Se bruciasse la città

Ci ho studiato tre anni, al Centro Sperimentale di Cinematografia. A Roma. Si potrebbe dire con scarsi risultati, non sono stato un buono studente. Tutt’altro. Possedevo soltanto poche delle qualità necessarie a fare di me un bravo attore: alcune strutturali, altre acquisite. Insieme a un poco di talento e spirito di osservazione,  infatti, la strada in questa particolare industria impone una soglia morale particolarmente bassa, poiché amministrata da una periferia malavitosa dei salotti buoni romani. Entrare nelle grazie di questa classe di inetti è indispensabile per far carriera e accaparrarsi un ruolo nei palinsesti, già miseri, delle reti nazionali. Altro che cinema. Ma qui mi sembra di dire l’ovvio, basta accendere la tivù.
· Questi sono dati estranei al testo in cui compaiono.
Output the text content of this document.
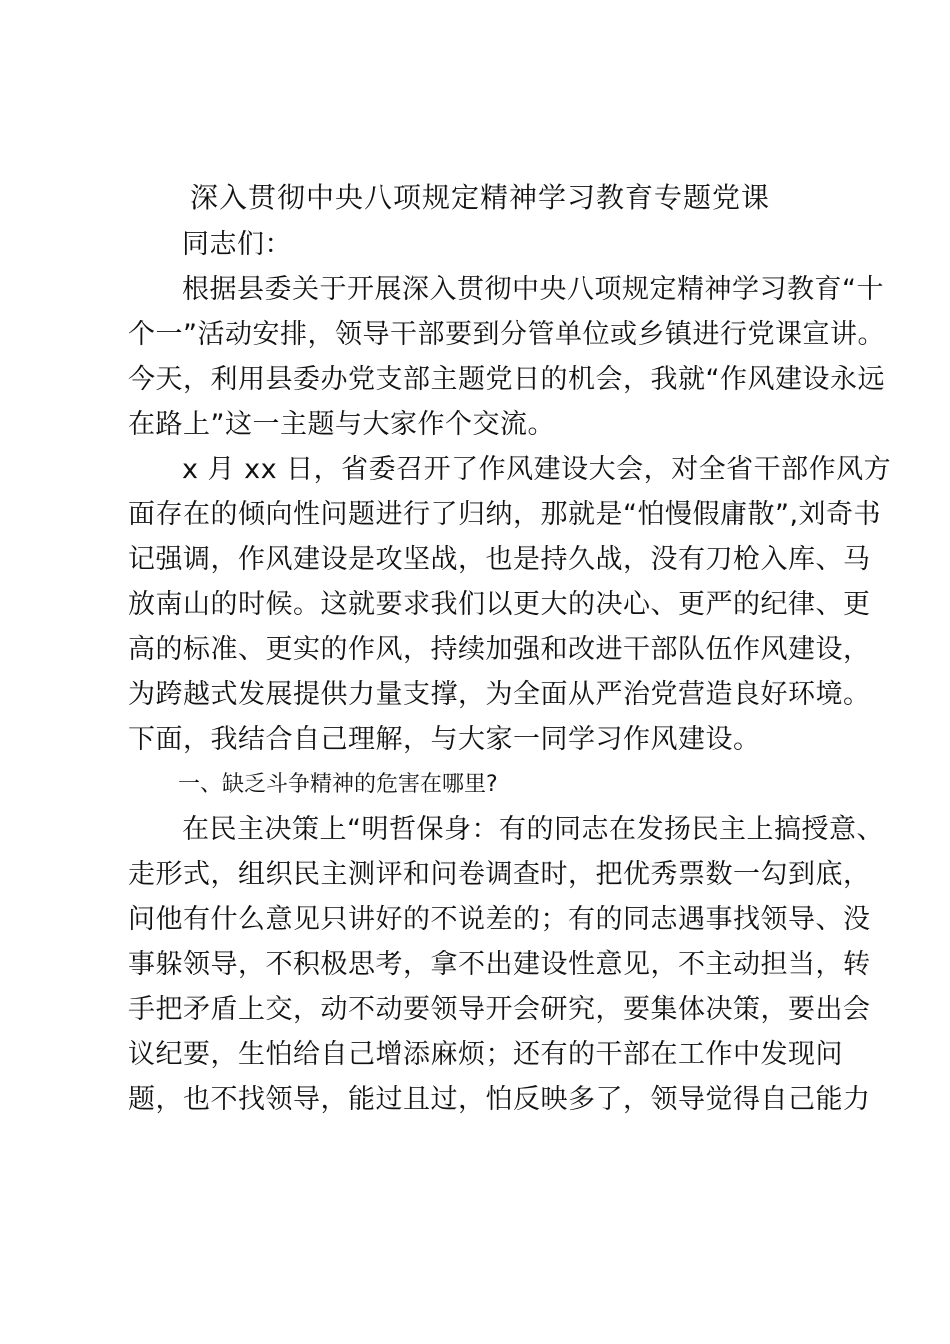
深入贯彻中央八项规定精神学习教育专题党课
同志们：
根据县委关于开展深入贯彻中央八项规定精神学习教育“十
个一”活动安排，领导干部要到分管单位或乡镇进行党课宣讲。
今天，利用县委办党支部主题党日的机会，我就“作风建设永远
在路上”这一主题与大家作个交流。
x 月 xx 日，省委召开了作风建设大会，对全省干部作风方
面存在的倾向性问题进行了归纳，那就是“怕慢假庸散”,刘奇书
记强调，作风建设是攻坚战，也是持久战，没有刀枪入库、马
放南山的时候。这就要求我们以更大的决心、更严的纪律、更
高的标准、更实的作风，持续加强和改进干部队伍作风建设，
为跨越式发展提供力量支撑，为全面从严治党营造良好环境。
下面，我结合自己理解，与大家一同学习作风建设。
一、缺乏斗争精神的危害在哪里?
在民主决策上“明哲保身：有的同志在发扬民主上搞授意、
走形式，组织民主测评和问卷调查时，把优秀票数一勾到底，
问他有什么意见只讲好的不说差的；有的同志遇事找领导、没
事躲领导，不积极思考，拿不出建设性意见，不主动担当，转
手把矛盾上交，动不动要领导开会研究，要集体决策，要出会
议纪要，生怕给自己增添麻烦；还有的干部在工作中发现问
题，也不找领导，能过且过，怕反映多了，领导觉得自己能力
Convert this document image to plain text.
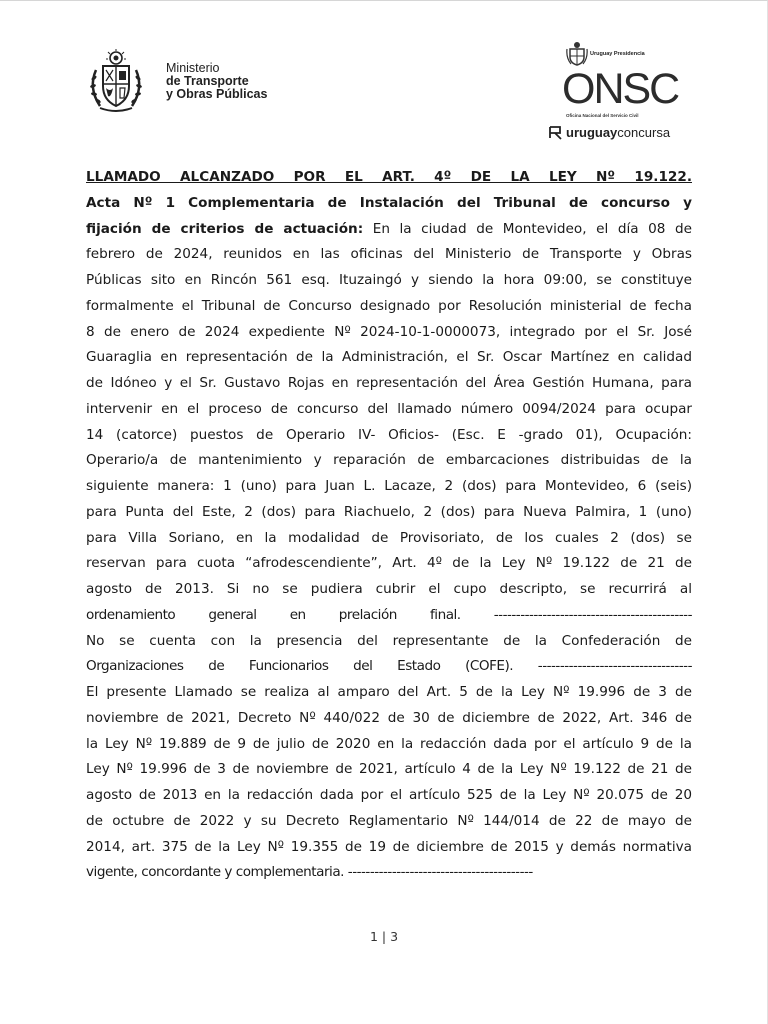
Ministerio
de Transporte
y Obras Públicas
Uruguay Presidencia
ONSC
Oficina Nacional del Servicio Civil
uruguay concursa
LLAMADO ALCANZADO POR EL ART. 4º DE LA LEY Nº 19.122.
Acta Nº 1 Complementaria de Instalación del Tribunal de concurso y
fijación de criterios de actuación: En la ciudad de Montevideo, el día 08 de
febrero de 2024, reunidos en las oficinas del Ministerio de Transporte y Obras
Públicas sito en Rincón 561 esq. Ituzaingó y siendo la hora 09:00, se constituye
formalmente el Tribunal de Concurso designado por Resolución ministerial de fecha
8 de enero de 2024 expediente Nº 2024-10-1-0000073, integrado por el Sr. José
Guaraglia en representación de la Administración, el Sr. Oscar Martínez en calidad
de Idóneo y el Sr. Gustavo Rojas en representación del Área Gestión Humana, para
intervenir en el proceso de concurso del llamado número 0094/2024 para ocupar
14 (catorce) puestos de Operario IV- Oficios- (Esc. E -grado 01), Ocupación:
Operario/a de mantenimiento y reparación de embarcaciones distribuidas de la
siguiente manera: 1 (uno) para Juan L. Lacaze, 2 (dos) para Montevideo, 6 (seis)
para Punta del Este, 2 (dos) para Riachuelo, 2 (dos) para Nueva Palmira, 1 (uno)
para Villa Soriano, en la modalidad de Provisoriato, de los cuales 2 (dos) se
reservan para cuota “afrodescendiente”, Art. 4º de la Ley Nº 19.122 de 21 de
agosto de 2013. Si no se pudiera cubrir el cupo descripto, se recurrirá al
ordenamiento general en prelación final. ---------------------------------------------
No se cuenta con la presencia del representante de la Confederación de
Organizaciones de Funcionarios del Estado (COFE). -----------------------------------
El presente Llamado se realiza al amparo del Art. 5 de la Ley Nº 19.996 de 3 de
noviembre de 2021, Decreto Nº 440/022 de 30 de diciembre de 2022, Art. 346 de
la Ley Nº 19.889 de 9 de julio de 2020 en la redacción dada por el artículo 9 de la
Ley Nº 19.996 de 3 de noviembre de 2021, artículo 4 de la Ley Nº 19.122 de 21 de
agosto de 2013 en la redacción dada por el artículo 525 de la Ley Nº 20.075 de 20
de octubre de 2022 y su Decreto Reglamentario Nº 144/014 de 22 de mayo de
2014, art. 375 de la Ley Nº 19.355 de 19 de diciembre de 2015 y demás normativa
vigente, concordante y complementaria. ------------------------------------------
1 | 3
Che si insabbi un incendio che ha mandato in cenere 220 pellicole nella Cineteca Nazionale, può stupire soltanto chi il Centro non lo ha mai frequentato. Infondo il loro buon nome è tutto ciò che conta.

Io ho a casa, qui davanti a me, la pizza di un film, sottratta durante una festa a un corridoio della Scuola. Tutto è gestito così, alla buona, lo è sempre stato. Dietro la comunicazione di un polo d’eccellenza, rimane il caos di un’istituzione alla deriva, che i fondi li spende in facciata.

Il Centro Sperimentale di Cinematografia è lo specchio del Paese, del valore che diamo al nostro patrimonio culturale e delle persone alle quali lo affidiamo.

Soltanto pensare di voler nascondere un incendio avvenuto in un luogo di proprietà dello Stato è un segnale più che indicativo di quello che, all’interno del Centro, si considera essere il cinema: un mezzo personale per sostenere la propria carriera.

Io mi posso permettere di dirlo ora, a bocce ferme, occupandomi di altro. Prova invece ad alzare un dito, soltanto un dito, quando sei lì, quando ci sei dentro. Vedi che luminoso avvenire.

“Maestro, posso portarle un caffè?” E intanto, tutto intorno, brucia.